Hood Famous Cafe + Bar
My daughter affectionately calls this “The Ube Shop.” If you’re not yet familiar with ube, it is a subtly sweet, naturally purple yam used as a staple ingredient in Philippine desserts. Founder Chera Amlag’s Instagram-worthy, ube cheesecakes may have been what put them on the map, but everything they serve is simply delightful. My daughter devours their ube cookies and I can’t turn down their buko (coconut) pie or handcrafted pandan lattes with Philippine Kalsada Coffee. (Fun Fact: Hood Famous Bakeshop is the first business in the U.S. to feature a single origin coffee from the Philippines.) During the day, they function as a bakery/cafe, but in the evenings they transition their menu to cocktails and Filipino bar food.
Musang Terrence Jeffery Santos
Walking into Musang is like being on the receiving end of a warm hug. Set in a home-converted-to-restaurant on Beacon Hill, Musang is “a community-driven restaurant focusing on the education of Filipinx cuisine.” This is not lip service—this is a restaurant truly created of and for the community it serves. While Chef Melissa Miranda is the heart and soul of Musang, their rotating menu often features creations from her staff, seasonal dishes and cocktails inspired by childhood memories of beloved Filipino dishes. It is not uncommon to discover pop-ups from visiting chefs under Musang’s roof as they make space for and uplift others within their community.
Archipelago Kristin Gillespie
Archipelago is small restaurant in Hilman City south of Seattle, servicing just 10-12 people at two evening seatings. Their cuisine is Philippine-inspired but their ingredients are exclusively sourced from the Pacific Northwest, creating some really innovative flavors. But while the cuisine is innovative and flavorful, the magic of Archipelago is in the storytelling and the experience. Chef Aaron Verzosa and Amber Manuguid form a husband and wife team who infuse significance into every detail, using their craft as a form of activism. They are passionate about not only sharing delicious meals, but also an understanding of its roots—literally through the farmers and purveyors they use, figuratively through the inspiration for each dish, and culturally through the history and tradition upon which those flavors are built. They are driven by identity, culture, and empowerment. You walk away from each experience realizing that you fed not only your body, but your mind and your heart as well.

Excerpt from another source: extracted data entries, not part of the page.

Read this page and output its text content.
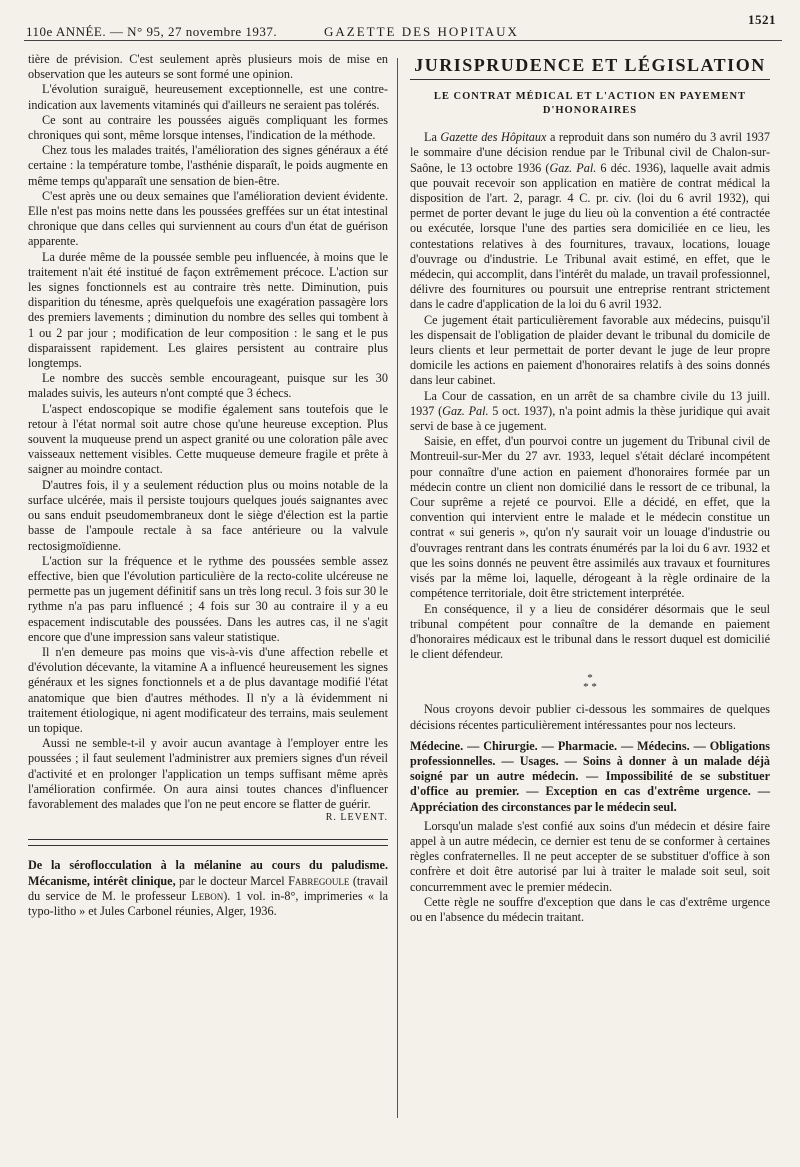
110e ANNÉE. — N° 95, 27 novembre 1937.	GAZETTE DES HOPITAUX
1521

tière de prévision. C'est seulement après plusieurs mois de mise en observation que les auteurs se sont formé une opinion.

L'évolution suraiguë, heureusement exceptionnelle, est une contre-indication aux lavements vitaminés qui d'ailleurs ne seraient pas tolérés.

Ce sont au contraire les poussées aiguës compliquant les formes chroniques qui sont, même lorsque intenses, l'indication de la méthode.

Chez tous les malades traités, l'amélioration des signes généraux a été certaine : la température tombe, l'asthénie disparaît, le poids augmente en même temps qu'apparaît une sensation de bien-être.

C'est après une ou deux semaines que l'amélioration devient évidente. Elle n'est pas moins nette dans les poussées greffées sur un état intestinal chronique que dans celles qui surviennent au cours d'un état de guérison apparente.

La durée même de la poussée semble peu influencée, à moins que le traitement n'ait été institué de façon extrêmement précoce. L'action sur les signes fonctionnels est au contraire très nette. Diminution, puis disparition du ténesme, après quelquefois une exagération passagère lors des premiers lavements ; diminution du nombre des selles qui tombent à 1 ou 2 par jour ; modification de leur composition : le sang et le pus disparaissent rapidement. Les glaires persistent au contraire plus longtemps.

Le nombre des succès semble encourageant, puisque sur les 30 malades suivis, les auteurs n'ont compté que 3 échecs.

L'aspect endoscopique se modifie également sans toutefois que le retour à l'état normal soit autre chose qu'une heureuse exception. Plus souvent la muqueuse prend un aspect granité ou une coloration pâle avec vaisseaux nettement visibles. Cette muqueuse demeure fragile et prête à saigner au moindre contact.

D'autres fois, il y a seulement réduction plus ou moins notable de la surface ulcérée, mais il persiste toujours quelques joués saignantes avec ou sans enduit pseudomembraneux dont le siège d'élection est la partie basse de l'ampoule rectale à sa face antérieure ou la valvule rectosigmoïdienne.

L'action sur la fréquence et le rythme des poussées semble assez effective, bien que l'évolution particulière de la recto-colite ulcéreuse ne permette pas un jugement définitif sans un très long recul. 3 fois sur 30 le rythme n'a pas paru influencé ; 4 fois sur 30 au contraire il y a eu espacement indiscutable des poussées. Dans les autres cas, il ne s'agit encore que d'une impression sans valeur statistique.

Il n'en demeure pas moins que vis-à-vis d'une affection rebelle et d'évolution décevante, la vitamine A a influencé heureusement les signes généraux et les signes fonctionnels et a de plus davantage modifié l'état anatomique que bien d'autres méthodes. Il n'y a là évidemment ni traitement étiologique, ni agent modificateur des terrains, mais seulement un topique.

Aussi ne semble-t-il y avoir aucun avantage à l'employer entre les poussées ; il faut seulement l'administrer aux premiers signes d'un réveil d'activité et en prolonger l'application un temps suffisant même après l'amélioration confirmée. On aura ainsi toutes chances d'influencer favorablement des malades que l'on ne peut encore se flatter de guérir.

R. LEVENT.

De la séroflocculation à la mélanine au cours du paludisme. Mécanisme, intérêt clinique, par le docteur Marcel Fabregoule (travail du service de M. le professeur Lebon). 1 vol. in-8°, imprimeries « la typo-litho » et Jules Carbonel réunies, Alger, 1936.

JURISPRUDENCE ET LÉGISLATION
LE CONTRAT MÉDICAL ET L'ACTION EN PAYEMENT D'HONORAIRES

La Gazette des Hôpitaux a reproduit dans son numéro du 3 avril 1937 le sommaire d'une décision rendue par le Tribunal civil de Chalon-sur-Saône, le 13 octobre 1936 (Gaz. Pal. 6 déc. 1936), laquelle avait admis que pouvait recevoir son application en matière de contrat médical la disposition de l'art. 2, paragr. 4 C. pr. civ. (loi du 6 avril 1932), qui permet de porter devant le juge du lieu où la convention a été contractée ou exécutée, lorsque l'une des parties sera domiciliée en ce lieu, les contestations relatives à des fournitures, travaux, locations, louage d'ouvrage ou d'industrie. Le Tribunal avait estimé, en effet, que le médecin, qui accomplit, dans l'intérêt du malade, un travail professionnel, délivre des fournitures ou poursuit une entreprise rentrant strictement dans le cadre d'application de la loi du 6 avril 1932.

Ce jugement était particulièrement favorable aux médecins, puisqu'il les dispensait de l'obligation de plaider devant le tribunal du domicile de leurs clients et leur permettait de porter devant le juge de leur propre domicile les actions en paiement d'honoraires relatifs à des soins donnés dans leur cabinet.

La Cour de cassation, en un arrêt de sa chambre civile du 13 juill. 1937 (Gaz. Pal. 5 oct. 1937), n'a point admis la thèse juridique qui avait servi de base à ce jugement.

Saisie, en effet, d'un pourvoi contre un jugement du Tribunal civil de Montreuil-sur-Mer du 27 avr. 1933, lequel s'était déclaré incompétent pour connaître d'une action en paiement d'honoraires formée par un médecin contre un client non domicilié dans le ressort de ce tribunal, la Cour suprême a rejeté ce pourvoi. Elle a décidé, en effet, que la convention qui intervient entre le malade et le médecin constitue un contrat « sui generis », qu'on n'y saurait voir un louage d'industrie ou d'ouvrages rentrant dans les contrats énumérés par la loi du 6 avr. 1932 et que les soins donnés ne peuvent être assimilés aux travaux et fournitures visés par la même loi, laquelle, dérogeant à la règle ordinaire de la compétence territoriale, doit être strictement interprétée.

En conséquence, il y a lieu de considérer désormais que le seul tribunal compétent pour connaître de la demande en paiement d'honoraires médicaux est le tribunal dans le ressort duquel est domicilié le client défendeur.

*
* *

Nous croyons devoir publier ci-dessous les sommaires de quelques décisions récentes particulièrement intéressantes pour nos lecteurs.

Médecine. — Chirurgie. — Pharmacie. — Médecins. — Obligations professionnelles. — Usages. — Soins à donner à un malade déjà soigné par un autre médecin. — Impossibilité de se substituer d'office au premier. — Exception en cas d'extrême urgence. — Appréciation des circonstances par le médecin seul.

Lorsqu'un malade s'est confié aux soins d'un médecin et désire faire appel à un autre médecin, ce dernier est tenu de se conformer à certaines règles confraternelles. Il ne peut accepter de se substituer d'office à son confrère et doit être autorisé par lui à traiter le malade soit seul, soit concurremment avec le premier médecin.

Cette règle ne souffre d'exception que dans le cas d'extrême urgence ou en l'absence du médecin traitant.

I Am Filipino ongoing exhibit at The Wing Luke Museum Kristin Gillespie
Of course, Philippine culture can’t be told through food alone (although, even as I type this I am still fighting the urge to deny it—it’s such a big part of it!). The Wing Luke Museum has a wonderful ongoing exhibit called I Am Filipino which shares the complex layers of Filipino American history, experience, and identity. The idea stemmed from encounters with Filipino American students from a local high school who identified as Filipino, but didn’t have a real understanding of their heritage. As an American-born, mixed-race Filipino who can’t speak Tagalog, I was drawn to this exhibit the moment I laid eyes on it. That was me. I’d been seen. My place in this story had been validated.
Okay – back to food… if you’re looking for more Filipinx deliciousness to satisfy your tastebuds, check out ILAW Coalition’s Hella Sarap Map. Kain na!

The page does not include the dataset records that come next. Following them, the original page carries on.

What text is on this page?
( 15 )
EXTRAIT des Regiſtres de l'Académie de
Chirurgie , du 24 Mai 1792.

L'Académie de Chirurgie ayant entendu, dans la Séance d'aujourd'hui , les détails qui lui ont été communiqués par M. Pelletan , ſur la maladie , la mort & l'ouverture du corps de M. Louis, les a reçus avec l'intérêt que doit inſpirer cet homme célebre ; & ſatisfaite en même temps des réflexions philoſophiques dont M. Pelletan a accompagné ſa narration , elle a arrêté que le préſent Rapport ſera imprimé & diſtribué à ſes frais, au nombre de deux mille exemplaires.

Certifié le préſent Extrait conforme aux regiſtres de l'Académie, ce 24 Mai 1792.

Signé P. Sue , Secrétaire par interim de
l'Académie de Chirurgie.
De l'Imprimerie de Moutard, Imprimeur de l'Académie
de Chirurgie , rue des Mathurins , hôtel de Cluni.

*On May 7, 2019, SB 5865 officially declared every month of October Filipino American History Month in Washington State, respecting the long standing impact and influence of the Filipino community on the history of the state of Washington and the United States of America. Much of the effort was led by the Filipino American National History Society, which was founded in 1982 in Seattle, WA.